Logo Fraksi PKS

Website Resmi
Fraksi Partai Keadilan Sejahtera

Fraksi PKS Kreatif, Atraktif, Substantif

Ateng Sutisna: PLTS 100 GW Harus Tepat Sasaran, Prioritaskan Daerah Kekurangan Listrik

 

Facebook Twitter WhatsApp Telegram

Jakarta (25/09) — Anggota Komisi XII DPR RI Fraksi PKS, Ateng Sutisna, menyambut rencana pembangunan Pembangkit Listrik Tenaga Surya (PLTS) 100 GW sebagai bagian dari agenda transisi energi nasional. Namun, ia menekankan program besar ini harus tepat sasaran dan benar-benar menjawab kebutuhan nyata masyarakat.

“Kalau PLTS dibangun di daerah yang sudah surplus listrik seperti Jawa dan Sumatera, manfaatnya tidak akan maksimal. Program ini seharusnya menyasar wilayah yang masih kekurangan listrik,” tegas Ateng.

Ia menekankan daerah non-surplus yang memiliki potensi usaha berbasis sumber daya alam perlu diprioritaskan. Dengan begitu, pembangunan listrik tidak hanya mendukung target dekarbonisasi, tetapi juga mendorong tumbuhnya ekonomi lokal.

Sebagai contoh, Kabupaten Kapuas Hulu memiliki potensi ekowisata, pengolahan rotan, dan biofarmaka, tetapi masih terkendala pasokan listrik. “Jika PLTS hadir di wilayah-wilayah seperti itu, hasilnya langsung terasa: masyarakat terbantu, usaha berkembang, dan transisi energi tetap berjalan,” tambahnya.

Ateng juga menilai transisi energi di wilayah surplus listrik lebih tepat dilakukan melalui pengembangan Pembangkit Listrik Tenaga Panas Bumi (PLTP) untuk menggantikan PLTU batubara.

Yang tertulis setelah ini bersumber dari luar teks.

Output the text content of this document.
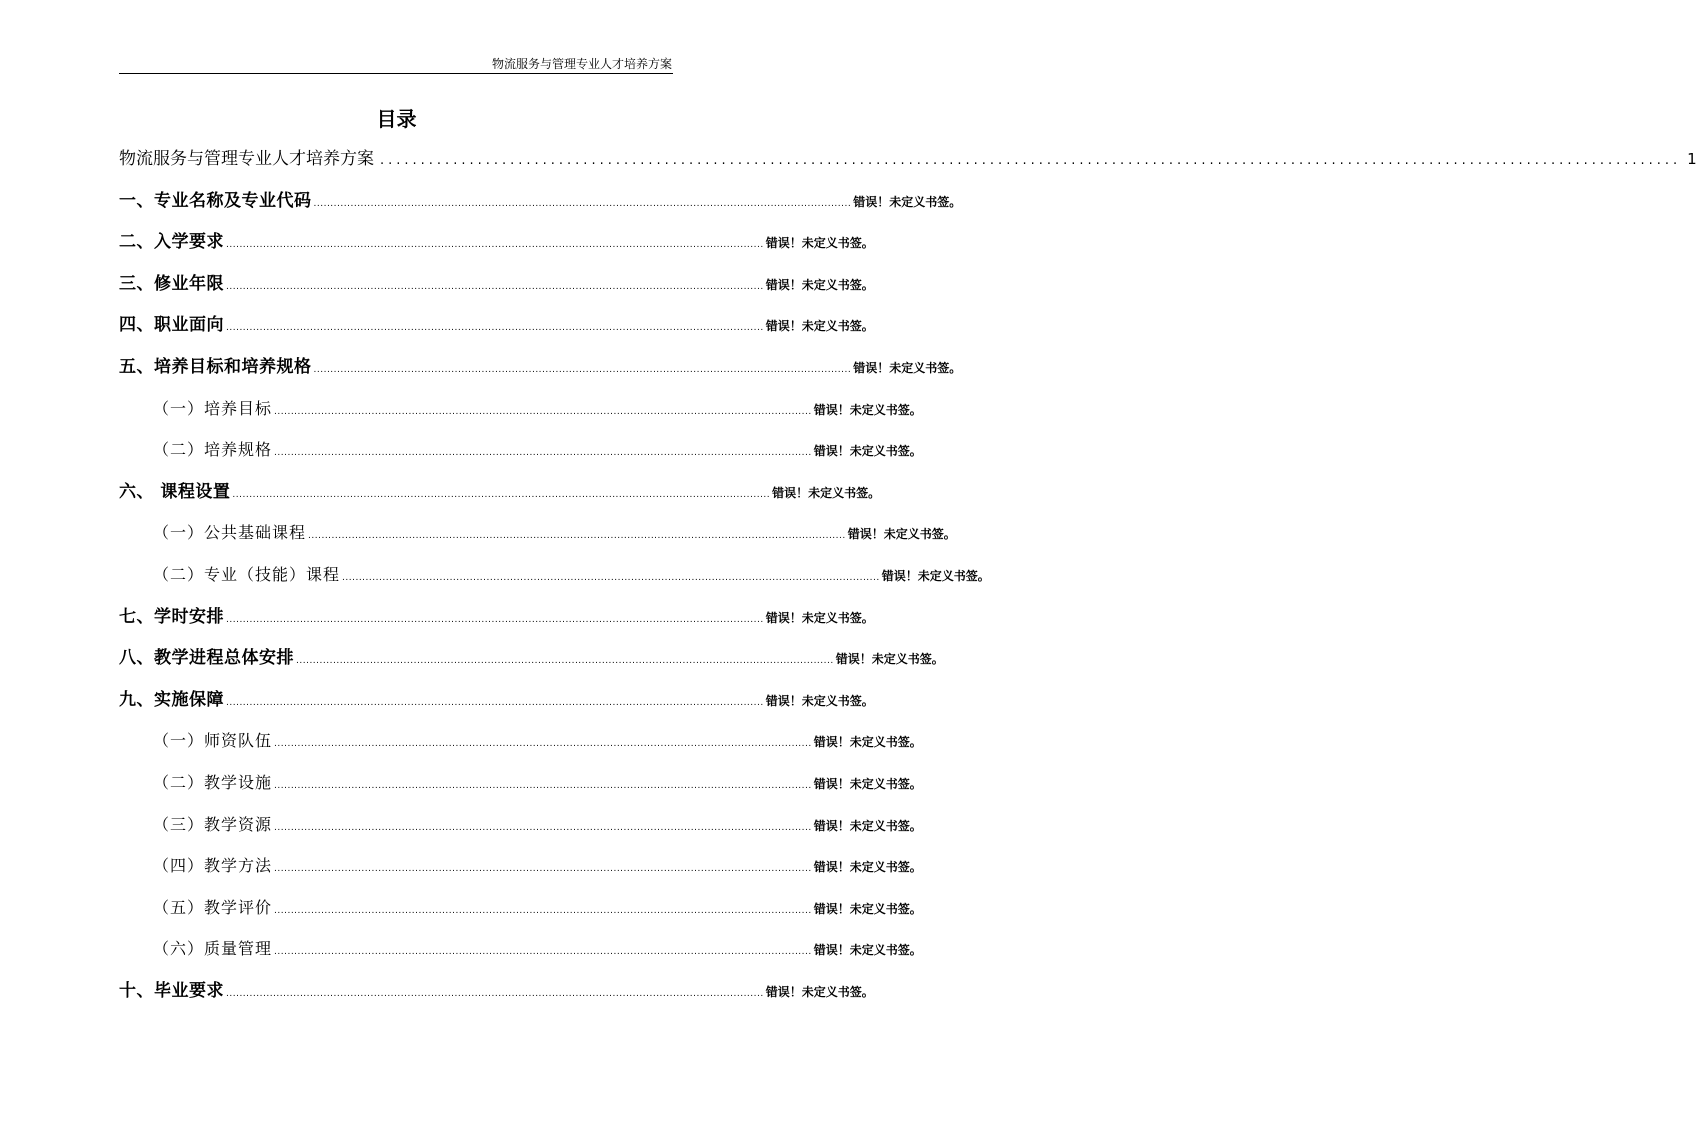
物流服务与管理专业人才培养方案
目录
物流服务与管理专业人才培养方案 ................................................................................................................................................................ 1
一、专业名称及专业代码 ................................................................................................................................................................ 错误！未定义书签。
二、入学要求 ................................................................................................................................................................ 错误！未定义书签。
三、修业年限 ................................................................................................................................................................ 错误！未定义书签。
四、职业面向 ................................................................................................................................................................ 错误！未定义书签。
五、培养目标和培养规格 ................................................................................................................................................................ 错误！未定义书签。
（一）培养目标 ................................................................................................................................................................ 错误！未定义书签。
（二）培养规格 ................................................................................................................................................................ 错误！未定义书签。
六、 课程设置 ................................................................................................................................................................ 错误！未定义书签。
（一）公共基础课程 ................................................................................................................................................................ 错误！未定义书签。
（二）专业（技能）课程 ................................................................................................................................................................ 错误！未定义书签。
七、学时安排 ................................................................................................................................................................ 错误！未定义书签。
八、教学进程总体安排 ................................................................................................................................................................ 错误！未定义书签。
九、实施保障 ................................................................................................................................................................ 错误！未定义书签。
（一）师资队伍 ................................................................................................................................................................ 错误！未定义书签。
（二）教学设施 ................................................................................................................................................................ 错误！未定义书签。
（三）教学资源 ................................................................................................................................................................ 错误！未定义书签。
（四）教学方法 ................................................................................................................................................................ 错误！未定义书签。
（五）教学评价 ................................................................................................................................................................ 错误！未定义书签。
（六）质量管理 ................................................................................................................................................................ 错误！未定义书签。
十、毕业要求 ................................................................................................................................................................ 错误！未定义书签。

Sementara di wilayah terpencil atau remote area, PLTS dan PLTA menjadi solusi utama karena minim alternatif energi lain.

“Jangan sampai program sebesar PLTS 100 GW ini salah sasaran. Harus menjadi jawaban bagi daerah yang masih belum terjangkau listrik,” pungkasnya.